Creditors Object to More Debt for NPHS Amid Chapter 11 Filing
Following the recent Chapter 11 filing for North Philadelphia Health System, some creditors are voicing their concerns and objecting to the tax-exempt organization’s plan to go into more debt to get through bankruptcy.
Unsecured creditors filed objections to the plan on Tuesday, according to an article on philly.com, saying they feel the organization must prove its viability before borrowing more money.
NPHS provides healthcare through prevention, education, and treatment in their hospital and community, including services and special programs for persons with behavioral medical disorders and/or extended acute medical conditions. They offer services in a manner that is spiritually and culturally sensitive and responsive to community needs, according to their website.
North Philadelphia Health System states its vision is to be the region’s premier provider of behavioral and extended acute medical services. Through the provision of high quality, innovative, culturally sensitive services, North Philadelphia Health System will meet the needs of the community it serves.
North Philadelphia Health System will continue its commitment to the under-served patient population in all its plans for services expansion.
The banckruptcy filed by NPHS last year was due to the fact it couldn’t pay its $400,000 mortgage that was due Jan. 1. The organization sought to protect millions of dollars held by the mortgage trustee, so filed for bankruptcy.

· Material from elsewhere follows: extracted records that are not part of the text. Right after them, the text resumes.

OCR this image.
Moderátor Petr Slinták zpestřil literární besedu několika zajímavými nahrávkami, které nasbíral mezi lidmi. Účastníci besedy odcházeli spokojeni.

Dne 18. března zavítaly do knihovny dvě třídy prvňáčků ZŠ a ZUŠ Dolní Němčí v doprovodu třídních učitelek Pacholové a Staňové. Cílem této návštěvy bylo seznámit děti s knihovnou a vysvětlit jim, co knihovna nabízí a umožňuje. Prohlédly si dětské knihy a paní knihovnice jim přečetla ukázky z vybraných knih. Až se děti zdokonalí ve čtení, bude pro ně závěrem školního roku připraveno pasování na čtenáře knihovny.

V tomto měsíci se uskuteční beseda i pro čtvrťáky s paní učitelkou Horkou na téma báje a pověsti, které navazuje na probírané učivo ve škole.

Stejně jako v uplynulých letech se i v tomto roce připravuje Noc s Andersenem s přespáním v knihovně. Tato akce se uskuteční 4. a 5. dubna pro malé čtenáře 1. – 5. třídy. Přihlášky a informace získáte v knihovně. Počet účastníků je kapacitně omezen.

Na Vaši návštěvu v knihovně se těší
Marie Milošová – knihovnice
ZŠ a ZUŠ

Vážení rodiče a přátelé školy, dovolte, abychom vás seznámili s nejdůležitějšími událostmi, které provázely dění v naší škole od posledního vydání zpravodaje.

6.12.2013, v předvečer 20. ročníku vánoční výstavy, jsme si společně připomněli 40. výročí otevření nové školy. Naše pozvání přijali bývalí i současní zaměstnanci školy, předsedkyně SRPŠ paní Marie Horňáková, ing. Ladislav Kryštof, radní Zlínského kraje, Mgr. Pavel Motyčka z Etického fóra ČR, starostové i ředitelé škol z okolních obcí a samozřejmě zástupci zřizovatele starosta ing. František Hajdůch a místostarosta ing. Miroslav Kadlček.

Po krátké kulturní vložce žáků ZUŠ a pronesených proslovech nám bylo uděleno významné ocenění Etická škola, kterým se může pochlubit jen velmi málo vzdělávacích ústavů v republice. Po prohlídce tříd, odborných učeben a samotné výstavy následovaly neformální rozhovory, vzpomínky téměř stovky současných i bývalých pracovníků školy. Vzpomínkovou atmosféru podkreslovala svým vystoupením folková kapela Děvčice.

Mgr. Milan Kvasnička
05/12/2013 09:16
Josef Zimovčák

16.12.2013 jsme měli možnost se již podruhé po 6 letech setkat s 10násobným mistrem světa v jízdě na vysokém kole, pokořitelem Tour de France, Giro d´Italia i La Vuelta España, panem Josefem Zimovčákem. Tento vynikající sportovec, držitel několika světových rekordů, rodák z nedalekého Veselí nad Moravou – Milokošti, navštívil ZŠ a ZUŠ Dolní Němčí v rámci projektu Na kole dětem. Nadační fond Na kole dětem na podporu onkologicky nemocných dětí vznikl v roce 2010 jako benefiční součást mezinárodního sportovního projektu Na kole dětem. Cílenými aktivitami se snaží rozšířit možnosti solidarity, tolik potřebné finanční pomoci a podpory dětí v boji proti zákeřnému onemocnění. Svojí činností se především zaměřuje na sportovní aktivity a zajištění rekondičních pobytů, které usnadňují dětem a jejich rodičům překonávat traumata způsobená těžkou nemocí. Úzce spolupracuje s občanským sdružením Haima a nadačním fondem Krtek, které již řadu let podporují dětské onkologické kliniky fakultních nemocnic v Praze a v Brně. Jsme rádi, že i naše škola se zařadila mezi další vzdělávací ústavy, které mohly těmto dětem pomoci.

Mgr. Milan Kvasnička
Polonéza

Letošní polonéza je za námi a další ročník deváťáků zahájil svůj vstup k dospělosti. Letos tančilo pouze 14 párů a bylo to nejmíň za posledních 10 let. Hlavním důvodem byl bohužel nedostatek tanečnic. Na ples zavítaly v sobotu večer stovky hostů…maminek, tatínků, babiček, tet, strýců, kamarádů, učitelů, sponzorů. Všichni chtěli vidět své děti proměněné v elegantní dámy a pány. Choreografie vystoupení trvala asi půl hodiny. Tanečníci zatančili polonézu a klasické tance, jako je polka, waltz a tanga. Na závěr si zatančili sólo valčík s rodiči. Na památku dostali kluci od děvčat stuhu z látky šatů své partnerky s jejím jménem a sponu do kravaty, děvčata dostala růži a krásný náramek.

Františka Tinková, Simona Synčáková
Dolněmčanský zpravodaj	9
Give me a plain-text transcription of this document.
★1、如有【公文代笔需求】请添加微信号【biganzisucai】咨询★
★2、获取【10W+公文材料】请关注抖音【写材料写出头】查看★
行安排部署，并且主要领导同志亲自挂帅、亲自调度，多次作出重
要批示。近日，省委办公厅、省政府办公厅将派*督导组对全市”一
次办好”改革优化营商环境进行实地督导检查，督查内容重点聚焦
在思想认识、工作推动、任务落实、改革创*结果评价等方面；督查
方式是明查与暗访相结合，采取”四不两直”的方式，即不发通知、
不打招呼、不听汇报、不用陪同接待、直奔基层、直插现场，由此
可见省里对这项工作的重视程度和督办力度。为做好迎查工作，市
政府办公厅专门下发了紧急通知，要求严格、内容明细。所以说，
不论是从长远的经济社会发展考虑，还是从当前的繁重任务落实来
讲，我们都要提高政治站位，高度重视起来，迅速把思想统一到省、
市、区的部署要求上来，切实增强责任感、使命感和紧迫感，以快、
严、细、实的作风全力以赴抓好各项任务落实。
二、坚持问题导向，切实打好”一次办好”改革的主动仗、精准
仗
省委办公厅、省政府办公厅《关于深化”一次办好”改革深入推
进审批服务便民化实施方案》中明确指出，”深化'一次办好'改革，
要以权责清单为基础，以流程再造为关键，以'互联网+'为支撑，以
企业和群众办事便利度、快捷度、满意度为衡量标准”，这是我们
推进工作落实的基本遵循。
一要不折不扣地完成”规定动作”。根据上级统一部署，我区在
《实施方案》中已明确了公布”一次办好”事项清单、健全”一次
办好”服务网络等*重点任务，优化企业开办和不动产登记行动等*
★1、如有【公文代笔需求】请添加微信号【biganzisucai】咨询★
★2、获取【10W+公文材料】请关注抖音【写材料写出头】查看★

“The bankruptcy was portrayed as a maneuver to eliminate leftover liabilities from St. Joseph’s Hospital, which NPHS closed last March, after the Pennsylvania Department of Human Services pulled a long-running subsidy. St. Joseph’s is under an agreement of sale for $8.1 million,” the article reads.
People on the creditors committee are questioning whether there is a reorganizational plan available for the debtor – or whether they plan to focus on liquidation. North Philadelphia Health System’s bankruptcy attorney released a statement saying the system would provide information to allay the creditors’ concerns.
Talks of selling, refinancing and mergers were also brought up.
“NPHS’s plan is to continue providing drug and alcohol services and psychiatric care at Girard Medical Center, at Eighth Street and Girard Avenue, but the committee of unsecured creditors said it is not clear that Girard can be operated profitably,” the article reads.
The committee has said their plan to borrow $3 million dollars and use $1 million of that to repay pre-bankruptcy debt, should be halted until NPHS reduces expenses, including executive compensation. One example was the cost of a vehicle the debtor was paying more than $1,000 for each month – the other is the debtor’s annual pay, which a Feb. 17 filing claims is the highest paid rate of a healthcare executive in the region compared to the size of the organization.
NPHS assured the committee that the vehicle has been given up and that the debtor – along with other executives – took a 10 percent pay cut.